Terdapat 14 PLTU yang jaraknya hanya sekitar 100 kilometer dari pusat Jakarta.
Meski tidak dinyatakan sebagai penyumbang terbesar, menurut Centre for Research on Energy and Clean Air (CREA), PLTU salah satu yang paling signifikan menyumbang pencemaran udara di Jakarta. Terdapat 14 PLTU yang jaraknya hanya sekitar 100 kilometer dari pusat Jakarta. Enam PLTU untuk kebutuhan umum, sisanya untuk mendukung operasionalisasi pabrik sejumlah perusahaan.
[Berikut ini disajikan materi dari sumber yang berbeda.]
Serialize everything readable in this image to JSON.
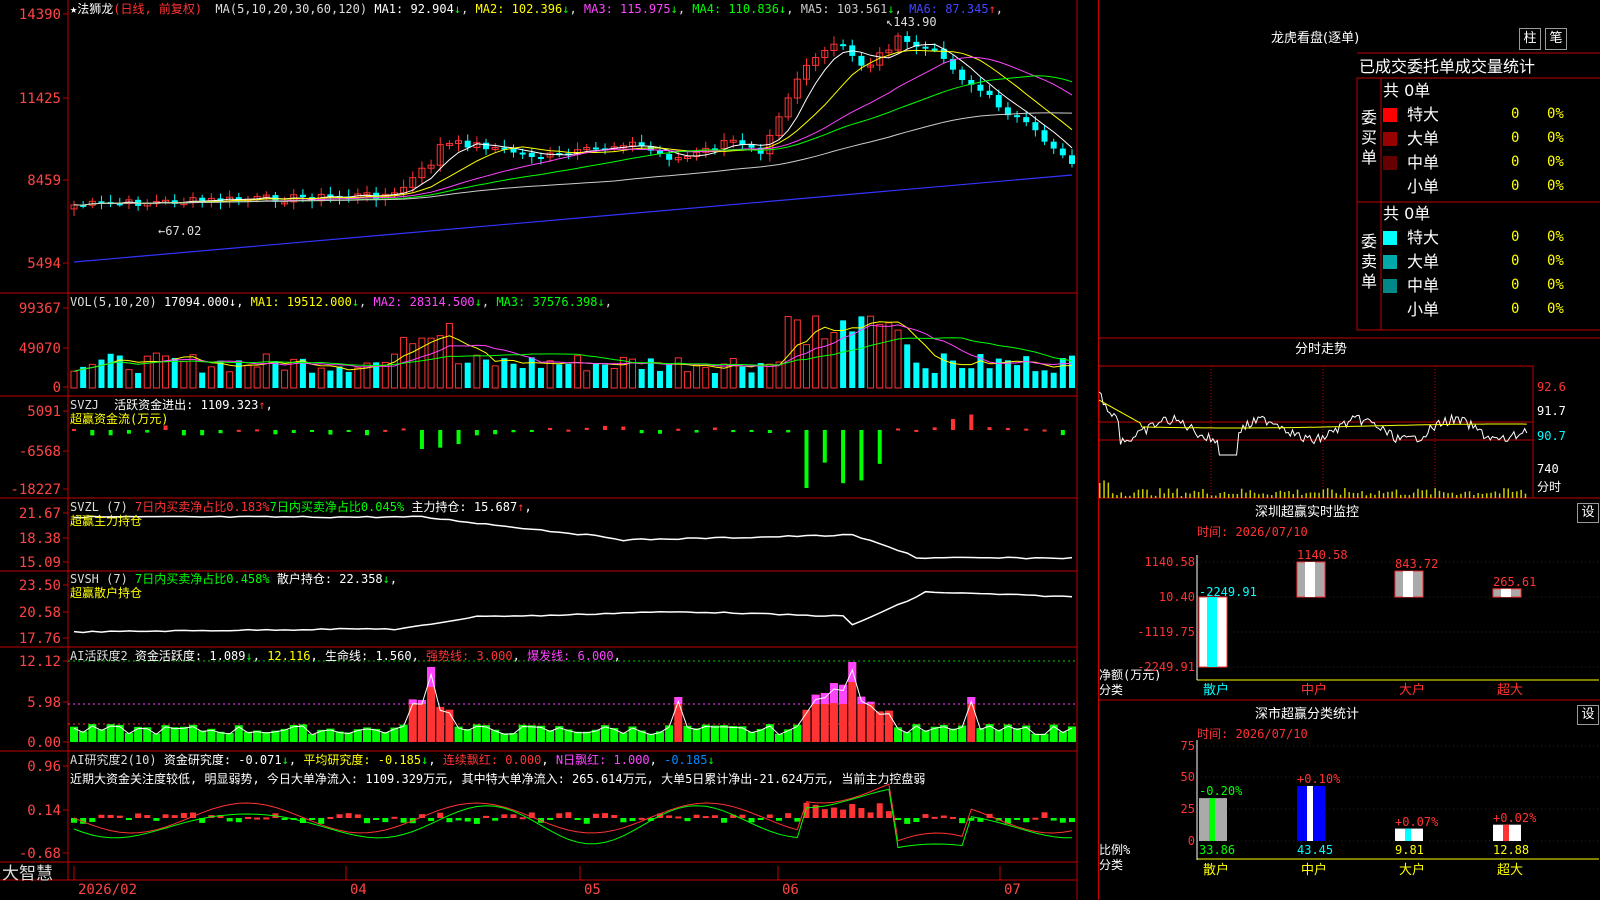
{
  "stock": {
    "name": "法狮龙",
    "mode": "(日线, 前复权)",
    "ma_header": "MA(5,10,20,30,60,120)",
    "ma": [
      {
        "label": "MA1: 92.904",
        "arrow": "↓",
        "color": "#ffffff"
      },
      {
        "label": "MA2: 102.396",
        "arrow": "↓",
        "color": "#ffff00"
      },
      {
        "label": "MA3: 115.975",
        "arrow": "↓",
        "color": "#ff44ff"
      },
      {
        "label": "MA4: 110.836",
        "arrow": "↓",
        "color": "#00ff00"
      },
      {
        "label": "MA5: 103.561",
        "arrow": "↓",
        "color": "#cccccc"
      },
      {
        "label": "MA6: 87.345",
        "arrow": "↑",
        "color": "#4444ff"
      }
    ],
    "high_label": "143.90",
    "low_label": "67.02",
    "y_ticks": [
      "14390",
      "11425",
      "8459",
      "5494"
    ]
  },
  "volume": {
    "header": "VOL(5,10,20)",
    "value": "17094.000",
    "ma": [
      {
        "label": "MA1: 19512.000",
        "arrow": "↓",
        "color": "#ffff00"
      },
      {
        "label": "MA2: 28314.500",
        "arrow": "↓",
        "color": "#ff44ff"
      },
      {
        "label": "MA3: 37576.398",
        "arrow": "↓",
        "color": "#00ff00"
      }
    ],
    "y_ticks": [
      "99367",
      "49070",
      "0"
    ]
  },
  "svzj": {
    "header": "SVZJ",
    "label": "活跃资金进出: 1109.323",
    "arrow": "↑",
    "sub": "超赢资金流(万元)",
    "y_ticks": [
      "5091",
      "-6568",
      "-18227"
    ]
  },
  "svzl": {
    "header": "SVZL (7)",
    "t1": "7日内买卖净占比0.183%",
    "t2": "7日内买卖净占比0.045%",
    "t3": "主力持仓: 15.687",
    "arrow": "↑",
    "sub": "超赢主力持仓",
    "y_ticks": [
      "21.67",
      "18.38",
      "15.09"
    ]
  },
  "svsh": {
    "header": "SVSH (7)",
    "t1": "7日内买卖净占比0.458%",
    "t2": "散户持仓: 22.358",
    "arrow": "↓",
    "sub": "超赢散户持仓",
    "y_ticks": [
      "23.50",
      "20.58",
      "17.76"
    ]
  },
  "ai_active": {
    "header": "AI活跃度2",
    "t1": "资金活跃度: 1.089",
    "t2": "12.116",
    "t3": "生命线: 1.560",
    "t4": "强势线: 3.000",
    "t5": "爆发线: 6.000",
    "y_ticks": [
      "12.12",
      "5.98",
      "0.00"
    ]
  },
  "ai_research": {
    "header": "AI研究度2(10)",
    "t1": "资金研究度: -0.071",
    "t2": "平均研究度: -0.185",
    "t3": "连续飘红: 0.000",
    "t4": "N日飘红: 1.000",
    "t5": "-0.185",
    "note": "近期大资金关注度较低, 明显弱势, 今日大单净流入: 1109.329万元, 其中特大单净流入: 265.614万元, 大单5日累计净出-21.624万元, 当前主力控盘弱",
    "y_ticks": [
      "0.96",
      "0.14",
      "-0.68"
    ]
  },
  "xaxis": {
    "brand": "大智慧",
    "labels": [
      "2026/02",
      "04",
      "05",
      "06",
      "07"
    ]
  },
  "right": {
    "title": "龙虎看盘(逐单)",
    "btn1": "柱",
    "btn2": "笔",
    "table_header": "已成交委托单成交量统计",
    "buy_label": "委买单",
    "sell_label": "委卖单",
    "buy_total": "共 0单",
    "sell_total": "共 0单",
    "buy_rows": [
      {
        "name": "特大",
        "count": "0",
        "pct": "0%",
        "color": "#ff0000"
      },
      {
        "name": "大单",
        "count": "0",
        "pct": "0%",
        "color": "#990000"
      },
      {
        "name": "中单",
        "count": "0",
        "pct": "0%",
        "color": "#660000"
      },
      {
        "name": "小单",
        "count": "0",
        "pct": "0%",
        "color": "#000000"
      }
    ],
    "sell_rows": [
      {
        "name": "特大",
        "count": "0",
        "pct": "0%",
        "color": "#00ffff"
      },
      {
        "name": "大单",
        "count": "0",
        "pct": "0%",
        "color": "#00aaaa"
      },
      {
        "name": "中单",
        "count": "0",
        "pct": "0%",
        "color": "#008888"
      },
      {
        "name": "小单",
        "count": "0",
        "pct": "0%",
        "color": "#000000"
      }
    ],
    "intraday_title": "分时走势",
    "intraday_ticks": [
      "92.6",
      "91.7",
      "90.7",
      "740",
      "分时"
    ],
    "monitor": {
      "title": "深圳超赢实时监控",
      "set": "设",
      "time": "时间: 2026/07/10",
      "y_ticks": [
        "1140.58",
        "10.40",
        "-1119.75",
        "-2249.91"
      ],
      "ylabel": "净额(万元)",
      "xlabel": "分类",
      "bars": [
        {
          "cat": "散户",
          "value": -2249.91,
          "label": "-2249.91",
          "cat_color": "#00ffff"
        },
        {
          "cat": "中户",
          "value": 1140.58,
          "label": "1140.58",
          "cat_color": "#ff3333"
        },
        {
          "cat": "大户",
          "value": 843.72,
          "label": "843.72",
          "cat_color": "#ff3333"
        },
        {
          "cat": "超大",
          "value": 265.61,
          "label": "265.61",
          "cat_color": "#ff3333"
        }
      ]
    },
    "stats": {
      "title": "深市超赢分类统计",
      "set": "设",
      "time": "时间: 2026/07/10",
      "y_ticks": [
        "75",
        "50",
        "25",
        "0"
      ],
      "ylabel": "比例%",
      "xlabel": "分类",
      "bars": [
        {
          "cat": "散户",
          "value": 33.86,
          "label": "33.86",
          "change": "-0.20%",
          "change_color": "#00ff00",
          "cat_color": "#ffff00"
        },
        {
          "cat": "中户",
          "value": 43.45,
          "label": "43.45",
          "change": "+0.10%",
          "change_color": "#ff3333",
          "cat_color": "#ffff00"
        },
        {
          "cat": "大户",
          "value": 9.81,
          "label": "9.81",
          "change": "+0.07%",
          "change_color": "#ff3333",
          "cat_color": "#ffff00"
        },
        {
          "cat": "超大",
          "value": 12.88,
          "label": "12.88",
          "change": "+0.02%",
          "change_color": "#ff3333",
          "cat_color": "#ffff00"
        }
      ]
    }
  },
  "colors": {
    "up": "#ff3333",
    "down": "#00ffff",
    "grid": "#c00000",
    "axis_text": "#ff4444"
  }
}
Di Bandung, kota metropolitan yang jaraknya sekitar 150 kilometer dari Jakarta, sejak 19 Agustus 2023, beberapa titik di Tempat Pembuangan Akhir (TPA) Sarimukti yang menjadi andalan masyarakat Bandung dan sekitarnya untuk menampung sampah mengalami kebakaran. Luas yang terbakar dalam sepekan mencapai 80 persen dari 25 hektar luas keseluruhan TPA.
Memadamkan api di tumpukan sampah yang sudah beroperasi sejak 2006 itu tentu tidak mudah. Tumpukan sampah tersebut mengandung gas metana dengan jumlah yang tidak terkira, sebagaimana gas metana yang juga terkandung di bawah lahan gambut di Sumatera atau Kalimantan.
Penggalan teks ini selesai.